Jumbo-legged anarchists, kindly giants, bitchy and bovine in their ways, make their way past storefronts overfilled with stereos and knickknacks, gewgaws of late capitalism, incense and condoms in all different colors, assorted flavors. I am your whipping boy, but it's all just pretend. My heart has been broken so many times it doesn't bother to mend. And when will you show me the way to Prince Charming. Am I forever to be slipping on banana peels, falling in the snow, in the freezing rain, in the mud, humiliated by the eye-scorching sun. You humble me. The coins fall through the hole in my pocket one by one. I am not a record player. Play your own accordion. Master scrabble and monopoly and staggering in the dark.

And all my non sequiturs fall on deaf ears and unsoiled panties. My only friend is the piano player playing all alone in the dark, cigarettes lighting burning ash, Jack Daniel's on the rocks. Where my thoughts meet the sharp glass edge of a flat world reflecting mirrors, synthetic plant life. Just as you called my name, I saw a giraffe, her long tongue reaching for a leaf, her eyes partially closed in enjoyment? Memorize anecdotes, long-winded and peppered with caricatures unwillingly coerced into making you look larger than life or science fiction concoctions bubbling over with narcotic side effects and new hairstyles. Left behind are incoherent memories, days you wished you had soup but there wasn't any, and the walls were too plain. Where were the posters of rock stars dripping sweat onto ecstatic but disconcerted audience members?

Foggy-headed super heroes flying over skyscrapers tall and lean, gleaming and mean, forget their lunches, lose their hunches about what could have and should have and might have been. I'm just another rock and roll addict, crazy lady in the attic, in the palace you can no longer call home. When you call me, don't forget how vulnerable I am. How I fall apart like a jigsaw puzzle, and the dog chews some pieces and hides some others under the couch. Play my game your way. Leave me in the cold on the sidewalk in the dark. Sex toys, brightly colored dildoes adorned with flashing Christmas lights, seek me out, put me on display, make me feel at home like the spaceship of aliens from my home planet coming for me at last.
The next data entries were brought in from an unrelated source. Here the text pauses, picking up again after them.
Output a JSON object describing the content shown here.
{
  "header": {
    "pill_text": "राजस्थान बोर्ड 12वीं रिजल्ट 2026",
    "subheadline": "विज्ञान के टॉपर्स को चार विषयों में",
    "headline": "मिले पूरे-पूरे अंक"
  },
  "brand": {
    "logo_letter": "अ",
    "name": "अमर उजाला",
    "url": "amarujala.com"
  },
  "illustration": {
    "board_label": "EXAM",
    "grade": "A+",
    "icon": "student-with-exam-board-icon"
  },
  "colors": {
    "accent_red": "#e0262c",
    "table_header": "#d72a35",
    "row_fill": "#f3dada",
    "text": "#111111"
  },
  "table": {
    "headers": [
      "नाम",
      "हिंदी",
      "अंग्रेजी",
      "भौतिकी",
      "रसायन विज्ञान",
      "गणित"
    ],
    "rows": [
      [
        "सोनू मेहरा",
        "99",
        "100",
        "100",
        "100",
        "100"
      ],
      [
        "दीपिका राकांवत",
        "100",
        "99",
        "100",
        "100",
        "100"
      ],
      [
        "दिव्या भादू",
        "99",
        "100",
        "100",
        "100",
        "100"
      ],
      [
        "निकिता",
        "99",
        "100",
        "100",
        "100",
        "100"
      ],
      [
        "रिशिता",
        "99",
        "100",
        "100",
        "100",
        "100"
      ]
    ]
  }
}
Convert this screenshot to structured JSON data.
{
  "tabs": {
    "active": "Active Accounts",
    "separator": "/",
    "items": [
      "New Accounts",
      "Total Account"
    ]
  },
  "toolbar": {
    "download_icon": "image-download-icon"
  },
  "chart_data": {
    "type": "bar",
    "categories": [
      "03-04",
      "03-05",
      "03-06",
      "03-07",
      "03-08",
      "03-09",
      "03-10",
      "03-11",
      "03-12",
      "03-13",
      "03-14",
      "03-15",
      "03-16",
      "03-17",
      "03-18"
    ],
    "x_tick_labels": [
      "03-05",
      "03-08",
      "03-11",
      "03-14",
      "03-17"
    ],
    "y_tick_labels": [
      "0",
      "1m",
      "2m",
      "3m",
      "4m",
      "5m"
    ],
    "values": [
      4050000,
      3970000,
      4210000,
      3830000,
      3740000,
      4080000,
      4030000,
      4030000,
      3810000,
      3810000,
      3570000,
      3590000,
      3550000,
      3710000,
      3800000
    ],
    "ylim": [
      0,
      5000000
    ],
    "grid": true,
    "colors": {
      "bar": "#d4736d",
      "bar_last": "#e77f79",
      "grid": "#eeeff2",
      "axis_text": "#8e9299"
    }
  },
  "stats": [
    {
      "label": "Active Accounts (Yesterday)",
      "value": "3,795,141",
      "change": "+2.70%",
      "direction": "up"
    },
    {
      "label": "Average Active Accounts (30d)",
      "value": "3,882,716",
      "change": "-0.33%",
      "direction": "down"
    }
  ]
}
I know there is no home, not for very long anyway. Things change too fast and where are you and who am I? Little mice are talking. They're taking trips to new places and changing colors. He said, "I wish I had penises in different colors, shooting semen in different colors. I could paint as I came."

Wherever you are, I'm someplace else, and there's the rub. The crowded pub, the substandard grub, the back aching to be rubbed. I'd be someone if I wasn't so self-absorbed. I never get used to "I don't care," no matter how true it is. Rent me a spaceship; lend me a lipstick. I'm ready to roll with the punches; do abdominal crunches; steal the lunches of school children. Mesmerized victims of sudden and inexplicable pangs of paranoia huddle and grapple with difficult and self-defeating philosophical concepts amongst themselves.

And at the playground, there are used condoms and cigarette butts and empty beer bottles and fast food wrappers partially buried in the snow, awaiting a toddler treasure hunt. And the Easter Bunny can't help being an alcoholic.